El consumismo nos domina. Pancarta en un Palacio en Barcelona ( España).
"I dannati" ("los condenados") del escritor y pintor italiano Lorenzo Paolini: una metáfora del consumismo y de la barbarización de la cultura. Encarcelado queriendo ser libre, y donde ya no se puede parar porque un retraso tal vez pueda significar la muerte.

Sociedad de consumo es un concepto socioeconómico con el cual se denomina a los Estados con desarrollo industrial o productivo capitalista[4]​ El consumismo suele ser una de sus características principales, el cual es posible gracias a la disponibilidad de dinero efectivo o de otros medios de adquisición.

El consumo

El consumo es un proceso económico asociado a la satisfacción de las necesidades y deseos de los agentes económicos.

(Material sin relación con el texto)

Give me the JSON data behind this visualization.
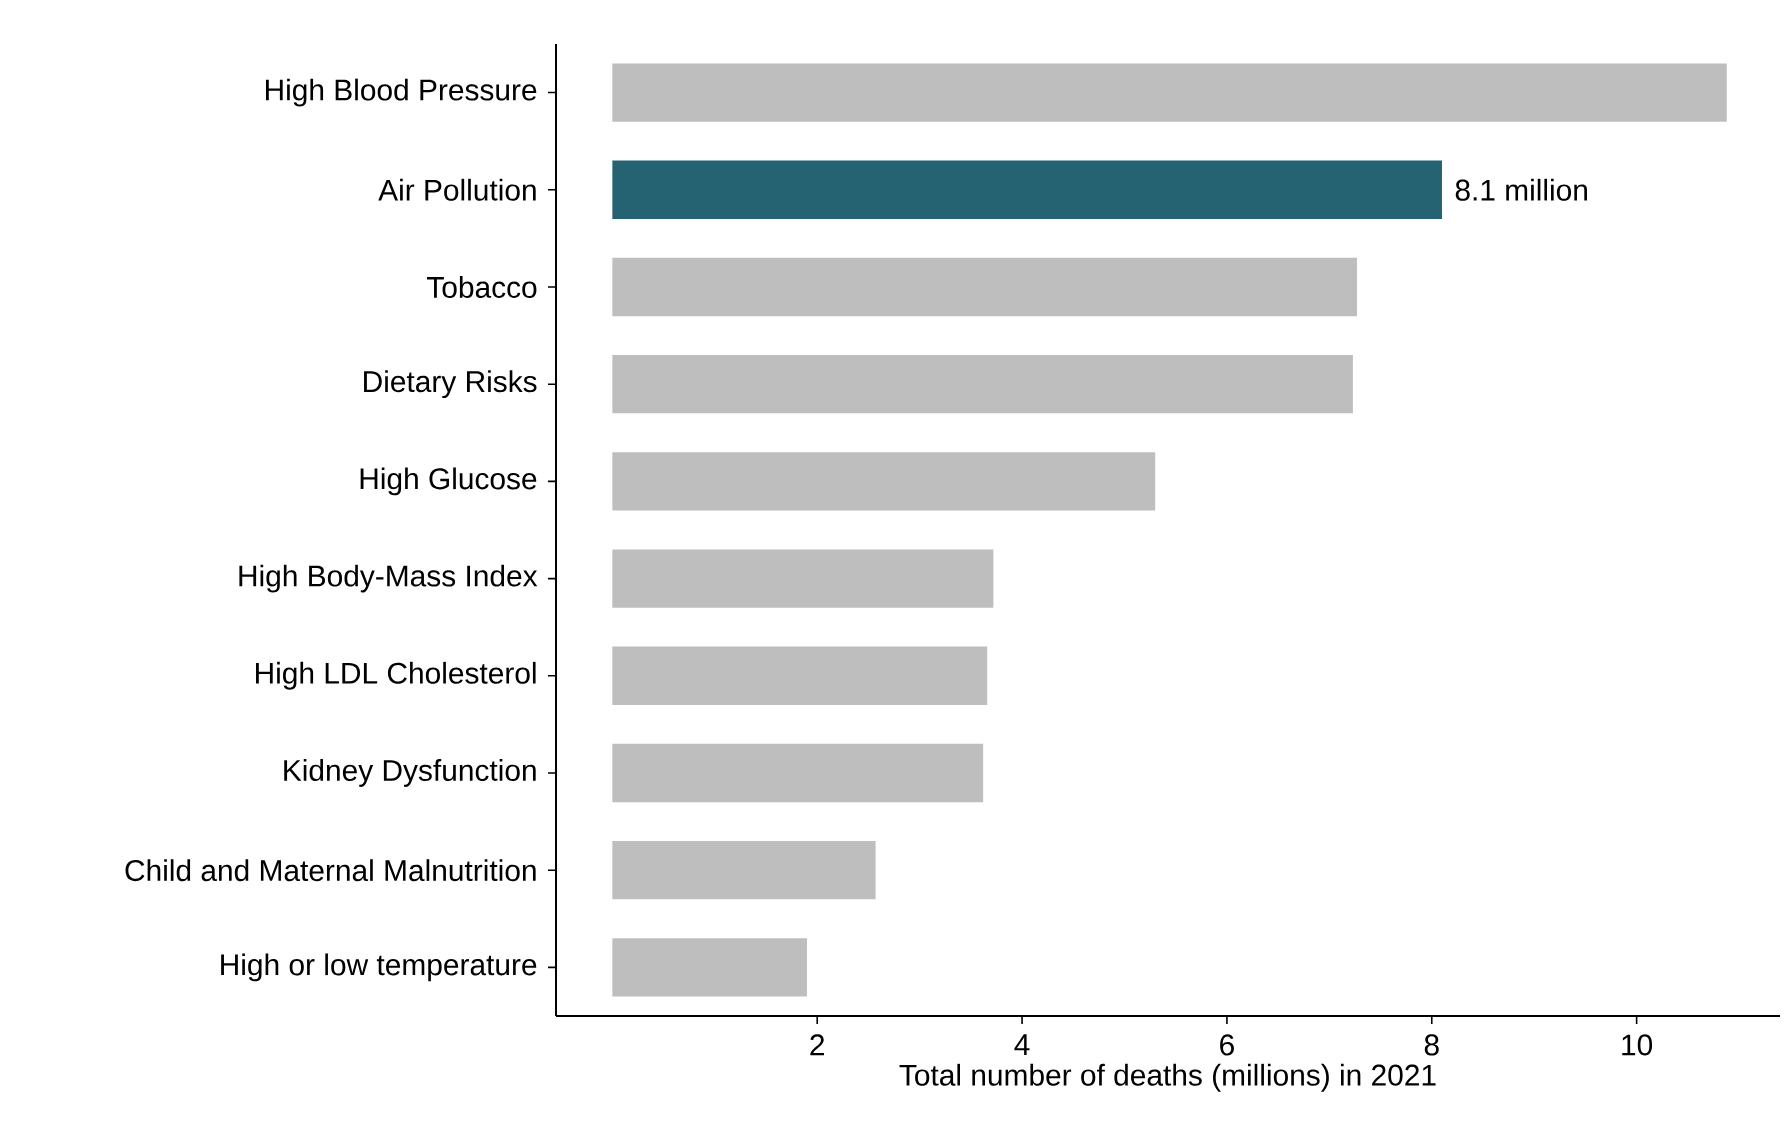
{
  "chart_data": {
    "type": "bar",
    "orientation": "horizontal",
    "categories": [
      "High Blood Pressure",
      "Air Pollution",
      "Tobacco",
      "Dietary Risks",
      "High Glucose",
      "High Body-Mass Index",
      "High LDL Cholesterol",
      "Kidney Dysfunction",
      "Child and Maternal Malnutrition",
      "High or low temperature"
    ],
    "values": [
      10.88,
      8.1,
      7.27,
      7.23,
      5.3,
      3.72,
      3.66,
      3.62,
      2.57,
      1.9
    ],
    "colors": [
      "#bebebe",
      "#256373",
      "#bebebe",
      "#bebebe",
      "#bebebe",
      "#bebebe",
      "#bebebe",
      "#bebebe",
      "#bebebe",
      "#bebebe"
    ],
    "value_labels": [
      null,
      "8.1 million",
      null,
      null,
      null,
      null,
      null,
      null,
      null,
      null
    ],
    "xlabel": "Total number of deaths (millions) in 2021",
    "xlim": [
      -0.55,
      11.4
    ],
    "xticks": [
      2,
      4,
      6,
      8,
      10
    ],
    "grid": false
  }
}
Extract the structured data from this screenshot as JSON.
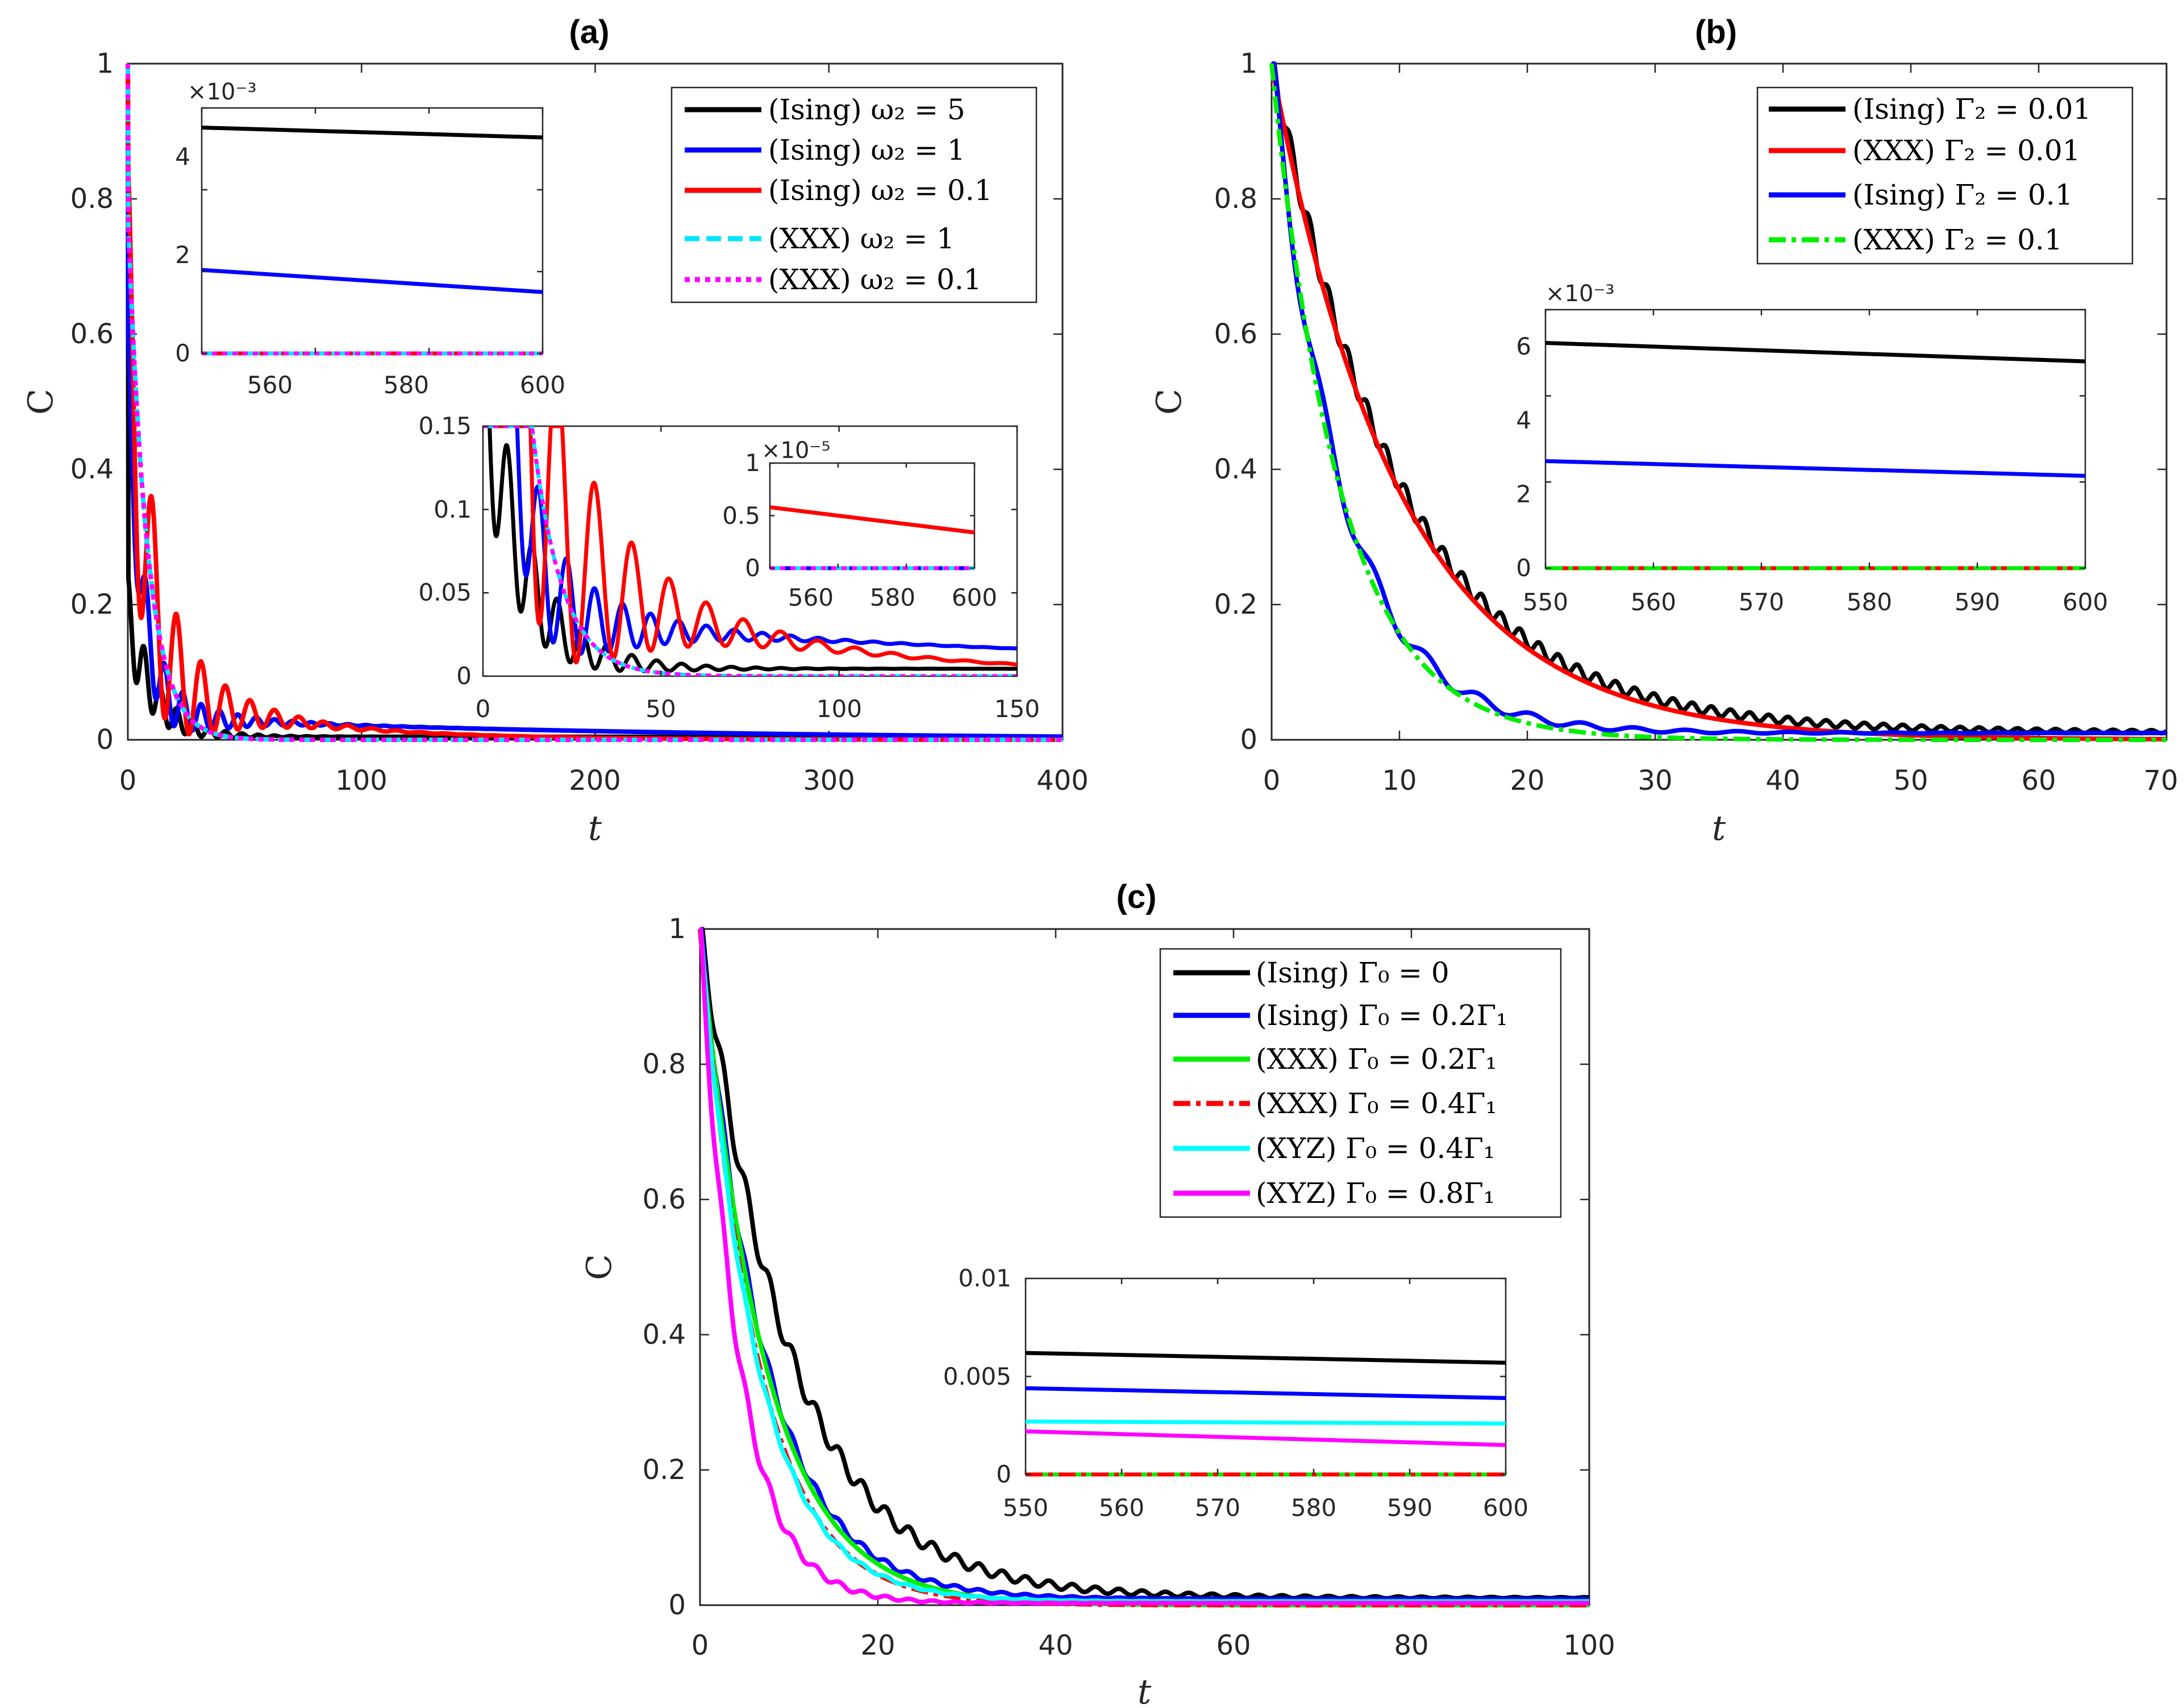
{
  "chart_data": [
    {
      "panel": "(a)",
      "type": "line",
      "title": "(a)",
      "xlabel": "t",
      "ylabel": "C",
      "xlim": [
        0,
        400
      ],
      "ylim": [
        0,
        1
      ],
      "xticks": [
        "0",
        "100",
        "200",
        "300",
        "400"
      ],
      "yticks": [
        "0",
        "0.2",
        "0.4",
        "0.6",
        "0.8",
        "1"
      ],
      "legend": "top-right",
      "series": [
        {
          "name": "(Ising) ω₂ = 5",
          "color": "#000000",
          "style": "solid",
          "amp": 0.18,
          "rate": 0.095,
          "floor": 0.0045,
          "floor_decay": 0.0001,
          "osc": 0.06,
          "omega": 0.9,
          "osc_decay": 0.06
        },
        {
          "name": "(Ising) ω₂ = 1",
          "color": "#0000ff",
          "style": "solid",
          "amp": 0.5,
          "rate": 0.16,
          "floor": 0.035,
          "floor_decay": 0.005,
          "osc": 0.08,
          "omega": 0.8,
          "osc_decay": 0.045
        },
        {
          "name": "(Ising) ω₂ = 0.1",
          "color": "#ff0000",
          "style": "solid",
          "amp": 0.55,
          "rate": 0.13,
          "floor": 0.09,
          "floor_decay": 0.017,
          "osc": 0.22,
          "omega": 0.6,
          "osc_decay": 0.045
        },
        {
          "name": "(XXX) ω₂ = 1",
          "color": "#00e5ff",
          "style": "dashed",
          "amp": 0.78,
          "rate": 0.12,
          "floor": 0.0,
          "floor_decay": 0.0,
          "osc": 0.0,
          "omega": 0.0,
          "osc_decay": 0.1
        },
        {
          "name": "(XXX) ω₂ = 0.1",
          "color": "#ff00ff",
          "style": "dotted",
          "amp": 0.78,
          "rate": 0.12,
          "floor": 0.0,
          "floor_decay": 0.0,
          "osc": 0.0,
          "omega": 0.0,
          "osc_decay": 0.1
        }
      ],
      "insets": [
        {
          "name": "inset-a1",
          "xlim": [
            550,
            600
          ],
          "ylim": [
            0,
            0.005
          ],
          "xticks": [
            "560",
            "580",
            "600"
          ],
          "yticks": [
            "0",
            "2",
            "4"
          ],
          "exponent": "×10⁻³",
          "series": [
            {
              "color": "#000000",
              "style": "solid",
              "y0": 0.0046,
              "y1": 0.0044
            },
            {
              "color": "#0000ff",
              "style": "solid",
              "y0": 0.0017,
              "y1": 0.00125
            },
            {
              "color": "#ff0000",
              "style": "solid",
              "y0": 0.0,
              "y1": 0.0
            },
            {
              "color": "#00e5ff",
              "style": "dashed",
              "y0": 0.0,
              "y1": 0.0
            },
            {
              "color": "#ff00ff",
              "style": "dotted",
              "y0": 0.0,
              "y1": 0.0
            }
          ]
        },
        {
          "name": "inset-a2",
          "xlim": [
            0,
            150
          ],
          "ylim": [
            0,
            0.15
          ],
          "xticks": [
            "0",
            "50",
            "100",
            "150"
          ],
          "yticks": [
            "0",
            "0.05",
            "0.1",
            "0.15"
          ]
        },
        {
          "name": "inset-a3",
          "xlim": [
            550,
            600
          ],
          "ylim": [
            0,
            1e-05
          ],
          "xticks": [
            "560",
            "580",
            "600"
          ],
          "yticks": [
            "0",
            "0.5",
            "1"
          ],
          "exponent": "×10⁻⁵",
          "series": [
            {
              "color": "#ff0000",
              "style": "solid",
              "y0": 5.8e-06,
              "y1": 3.4e-06
            },
            {
              "color": "#0000ff",
              "style": "solid",
              "y0": 0.0,
              "y1": 0.0
            },
            {
              "color": "#00e5ff",
              "style": "dashed",
              "y0": 0.0,
              "y1": 0.0
            },
            {
              "color": "#ff00ff",
              "style": "dotted",
              "y0": 0.0,
              "y1": 0.0
            }
          ]
        }
      ]
    },
    {
      "panel": "(b)",
      "type": "line",
      "title": "(b)",
      "xlabel": "t",
      "ylabel": "C",
      "xlim": [
        0,
        70
      ],
      "ylim": [
        0,
        1
      ],
      "xticks": [
        "0",
        "10",
        "20",
        "30",
        "40",
        "50",
        "60",
        "70"
      ],
      "yticks": [
        "0",
        "0.2",
        "0.4",
        "0.6",
        "0.8",
        "1"
      ],
      "legend": "top-right",
      "series": [
        {
          "name": "(Ising) Γ₂ = 0.01",
          "color": "#000000",
          "style": "solid",
          "amp": 1.0,
          "rate": 0.1,
          "floor": 0.011,
          "floor_decay": 0.0,
          "osc": 0.018,
          "omega": 4.2,
          "osc_decay": 0.03
        },
        {
          "name": "(XXX) Γ₂ = 0.01",
          "color": "#ff0000",
          "style": "solid",
          "amp": 1.0,
          "rate": 0.1,
          "floor": 0.0,
          "floor_decay": 0.0,
          "osc": 0.0,
          "omega": 0.0,
          "osc_decay": 0.1
        },
        {
          "name": "(Ising) Γ₂ = 0.1",
          "color": "#0000ff",
          "style": "solid",
          "amp": 1.0,
          "rate": 0.185,
          "floor": 0.01,
          "floor_decay": 0.0,
          "osc": 0.03,
          "omega": 1.55,
          "osc_decay": 0.08
        },
        {
          "name": "(XXX) Γ₂ = 0.1",
          "color": "#00ee00",
          "style": "dashdot",
          "amp": 1.0,
          "rate": 0.185,
          "floor": 0.0,
          "floor_decay": 0.0,
          "osc": 0.0,
          "omega": 0.0,
          "osc_decay": 0.1
        }
      ],
      "insets": [
        {
          "name": "inset-b",
          "xlim": [
            550,
            600
          ],
          "ylim": [
            0,
            0.007
          ],
          "xticks": [
            "550",
            "560",
            "570",
            "580",
            "590",
            "600"
          ],
          "yticks": [
            "0",
            "2",
            "4",
            "6"
          ],
          "exponent": "×10⁻³",
          "series": [
            {
              "color": "#000000",
              "style": "solid",
              "y0": 0.0061,
              "y1": 0.0056
            },
            {
              "color": "#0000ff",
              "style": "solid",
              "y0": 0.0029,
              "y1": 0.0025
            },
            {
              "color": "#ff0000",
              "style": "solid",
              "y0": 0.0,
              "y1": 0.0
            },
            {
              "color": "#00ee00",
              "style": "dashdot",
              "y0": 0.0,
              "y1": 0.0
            }
          ]
        }
      ]
    },
    {
      "panel": "(c)",
      "type": "line",
      "title": "(c)",
      "xlabel": "t",
      "ylabel": "C",
      "xlim": [
        0,
        100
      ],
      "ylim": [
        0,
        1
      ],
      "xticks": [
        "0",
        "20",
        "40",
        "60",
        "80",
        "100"
      ],
      "yticks": [
        "0",
        "0.2",
        "0.4",
        "0.6",
        "0.8",
        "1"
      ],
      "legend": "top-right",
      "series": [
        {
          "name": "(Ising) Γ₀ = 0",
          "color": "#000000",
          "style": "solid",
          "amp": 1.0,
          "rate": 0.1,
          "floor": 0.011,
          "floor_decay": 0.0,
          "osc": 0.022,
          "omega": 2.4,
          "osc_decay": 0.035
        },
        {
          "name": "(Ising) Γ₀ = 0.2Γ₁",
          "color": "#0000ff",
          "style": "solid",
          "amp": 1.0,
          "rate": 0.14,
          "floor": 0.009,
          "floor_decay": 0.0,
          "osc": 0.014,
          "omega": 2.4,
          "osc_decay": 0.06
        },
        {
          "name": "(XXX) Γ₀ = 0.2Γ₁",
          "color": "#00ee00",
          "style": "solid",
          "amp": 1.0,
          "rate": 0.14,
          "floor": 0.0,
          "floor_decay": 0.0,
          "osc": 0.0,
          "omega": 0.0,
          "osc_decay": 0.1
        },
        {
          "name": "(XXX) Γ₀ = 0.4Γ₁",
          "color": "#ff0000",
          "style": "dashdot",
          "amp": 1.0,
          "rate": 0.155,
          "floor": 0.0,
          "floor_decay": 0.0,
          "osc": 0.0,
          "omega": 0.0,
          "osc_decay": 0.1
        },
        {
          "name": "(XYZ) Γ₀ = 0.4Γ₁",
          "color": "#00ffff",
          "style": "solid",
          "amp": 1.0,
          "rate": 0.16,
          "floor": 0.0055,
          "floor_decay": 0.0,
          "osc": 0.008,
          "omega": 2.4,
          "osc_decay": 0.07
        },
        {
          "name": "(XYZ) Γ₀ = 0.8Γ₁",
          "color": "#ff00ff",
          "style": "solid",
          "amp": 1.0,
          "rate": 0.23,
          "floor": 0.003,
          "floor_decay": 0.0,
          "osc": 0.02,
          "omega": 2.4,
          "osc_decay": 0.1
        }
      ],
      "insets": [
        {
          "name": "inset-c",
          "xlim": [
            550,
            600
          ],
          "ylim": [
            0,
            0.01
          ],
          "xticks": [
            "550",
            "560",
            "570",
            "580",
            "590",
            "600"
          ],
          "yticks": [
            "0",
            "0.005",
            "0.01"
          ],
          "series": [
            {
              "color": "#000000",
              "style": "solid",
              "y0": 0.0062,
              "y1": 0.0057
            },
            {
              "color": "#0000ff",
              "style": "solid",
              "y0": 0.0044,
              "y1": 0.0039
            },
            {
              "color": "#00ffff",
              "style": "solid",
              "y0": 0.0027,
              "y1": 0.0026
            },
            {
              "color": "#ff00ff",
              "style": "solid",
              "y0": 0.0022,
              "y1": 0.0015
            },
            {
              "color": "#00ee00",
              "style": "solid",
              "y0": 0.0,
              "y1": 0.0
            },
            {
              "color": "#ff0000",
              "style": "dashdot",
              "y0": 0.0,
              "y1": 0.0
            }
          ]
        }
      ]
    }
  ]
}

El consumo como tal se produce en todos los sistemas económicos. Por otra parte, el consumismo, propiamente dicho, es una característica de determinados sistemas económicos, en los que las decisiones de producción están asociadas al supuesto de que los agentes económicos trabajarán para obtener su renta, por encima de sus necesidades estrictas de consumo, y por tanto tomarán decisiones para poder disponer de una renta disponible mayor y aumentar sus niveles de satisfacción personal a través del consumo asociado a la satisfacción de deseos. En una sociedad de consumo una de las actividades de ocio principales de la población es la adquisición de bienes materiales o servicios adicionales, con los que satisfacen sus deseos de estatus social o satisfacción material.

En las llamadas sociedades de consumo, cierto número de individuos pueden desarrollar un trastorno de compra compulsiva. Para los individuos que desarrollan este trastorno acto de adquirir productos y servicios que están al alcance de los consumidores y usuarios, se convierte en un acto de abusar. En ocasiones, el consumismo se entiende como la adquisición o compra desaforada, que asocia la compra con la obtención de la satisfacción personal e incluso de la felicidad personal. En las sociedades de consumo, ciertos individuos están dispuestos a trabajar más horas y reducir el número total de horas de ocio, a cambio de mayores salarios y rentas, que les permitan en un tiempo de ocio menor adquirir mayor cantidad de productos y bienes.